Russia is accusing Ukraine of blowing up the Kakhovka dam as “revenge” for a failed offensive. The act of sabotage may lead to “very serious consequences,” Kremlin spokesman Peskov has warned.
The dam was partially destroyed early on Tuesday morning, sending a surge of water downstream and flooding towns and villages along the path of the Dnieper River. Over 1300 people were evacuated after the dam failed.
Ukrainian forces have sabotaged the Kakhovka hydroelectric dam in Russia’s Kherson Region in a bid to deprive Crimea of drinking water and distract from Kyiv’s faltering counteroffensive, Kremlin spokesman Dmitry Peskov claimed on Tuesday according to a report by RT.
“We are talking about a deliberate sabotage by the Ukrainian side,” Peskov told reporters according to The New York Times. “This sabotage could potentially lead to very serious consequences for several tens of thousands of inhabitants of the region, environmental consequences, and consequences of a different nature, which have yet to be established.”
Experts said a deliberate explosion inside the dam, which has been under Russian control since early in the war, most likely caused the massive structure of steel-reinforced concrete to crumble. Moscow blamed Ukraine, calling the blast an act of sabotage, but did not elaborate on how it might have been done. Mr. Zelensky said Russian forces had blown up the dam to “use the flood as a weapon.”

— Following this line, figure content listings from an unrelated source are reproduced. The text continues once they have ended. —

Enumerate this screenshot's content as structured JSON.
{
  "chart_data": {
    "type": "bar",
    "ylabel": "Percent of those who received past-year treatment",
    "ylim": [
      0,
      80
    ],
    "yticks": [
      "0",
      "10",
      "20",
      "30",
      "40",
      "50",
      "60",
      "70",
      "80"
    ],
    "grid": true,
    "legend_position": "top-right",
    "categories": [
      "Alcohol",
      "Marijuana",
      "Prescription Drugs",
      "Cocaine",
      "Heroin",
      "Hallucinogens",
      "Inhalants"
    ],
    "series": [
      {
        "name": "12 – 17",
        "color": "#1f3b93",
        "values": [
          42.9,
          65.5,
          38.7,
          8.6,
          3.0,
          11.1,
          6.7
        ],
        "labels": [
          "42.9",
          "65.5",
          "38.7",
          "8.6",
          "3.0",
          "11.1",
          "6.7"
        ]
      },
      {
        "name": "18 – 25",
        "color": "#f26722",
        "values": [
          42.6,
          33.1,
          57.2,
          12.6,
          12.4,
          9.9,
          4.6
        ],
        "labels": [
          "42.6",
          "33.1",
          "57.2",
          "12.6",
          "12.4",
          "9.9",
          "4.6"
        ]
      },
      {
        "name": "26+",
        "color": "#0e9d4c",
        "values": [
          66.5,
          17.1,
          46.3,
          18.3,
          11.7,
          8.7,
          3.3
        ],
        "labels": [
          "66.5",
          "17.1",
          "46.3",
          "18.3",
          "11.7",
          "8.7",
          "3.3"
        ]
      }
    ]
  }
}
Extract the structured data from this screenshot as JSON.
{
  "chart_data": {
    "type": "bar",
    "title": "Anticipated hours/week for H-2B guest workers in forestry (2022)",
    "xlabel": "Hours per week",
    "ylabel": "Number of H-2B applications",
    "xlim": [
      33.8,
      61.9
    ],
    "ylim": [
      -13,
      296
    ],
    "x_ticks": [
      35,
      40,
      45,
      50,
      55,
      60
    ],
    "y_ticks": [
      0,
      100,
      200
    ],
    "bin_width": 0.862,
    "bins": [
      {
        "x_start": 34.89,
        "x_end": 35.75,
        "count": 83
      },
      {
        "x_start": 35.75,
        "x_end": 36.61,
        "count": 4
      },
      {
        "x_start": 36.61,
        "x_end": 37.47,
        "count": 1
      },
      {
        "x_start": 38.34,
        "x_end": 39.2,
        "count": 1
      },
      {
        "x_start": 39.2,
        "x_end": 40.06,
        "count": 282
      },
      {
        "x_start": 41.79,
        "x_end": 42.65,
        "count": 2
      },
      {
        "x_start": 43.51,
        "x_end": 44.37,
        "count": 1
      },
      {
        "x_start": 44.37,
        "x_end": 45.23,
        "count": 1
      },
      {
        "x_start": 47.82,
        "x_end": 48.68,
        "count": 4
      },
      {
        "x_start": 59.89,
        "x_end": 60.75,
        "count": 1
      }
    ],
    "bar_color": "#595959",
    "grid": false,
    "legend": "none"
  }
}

“This sabotage is also connected with the fact that, having launched large-scale offensive operations two days ago, the Ukrainian armed forces are not achieving their goals,” Peskov continued. Russia’s Defense Ministry has said it repelled several large-scale attacks in the southern sector of the front in recent days. These “offensive actions are choking,” Peskov stated. –RT
Ukrainian officials have also said that in addition to the humanitarian crisis, the flooding would cause a widespread ecological disaster. Mr. Zelensky said an oil slick of “at least 150 tons” was being washed out to the Black Sea and that untold chemicals, fertilizers, and oil products in the flood regions would end up in the rivers and the sea.
Russia Claims Ukraine Considered Using A “Dirty Bomb” Attack
With the dam destroyed, the level of the Dnieper has fallen further upstream, including at the Zaporizhzhia Nuclear Power Plant. Ukrainian troops made several attempts to cross the river to recapture the plant from Russian forces last year, and lowering the water level would remove a major obstacle to future attempts. Additionally, the nuclear power plant depends on water from the Dnieper to cool its reactors and its spent fuel rods.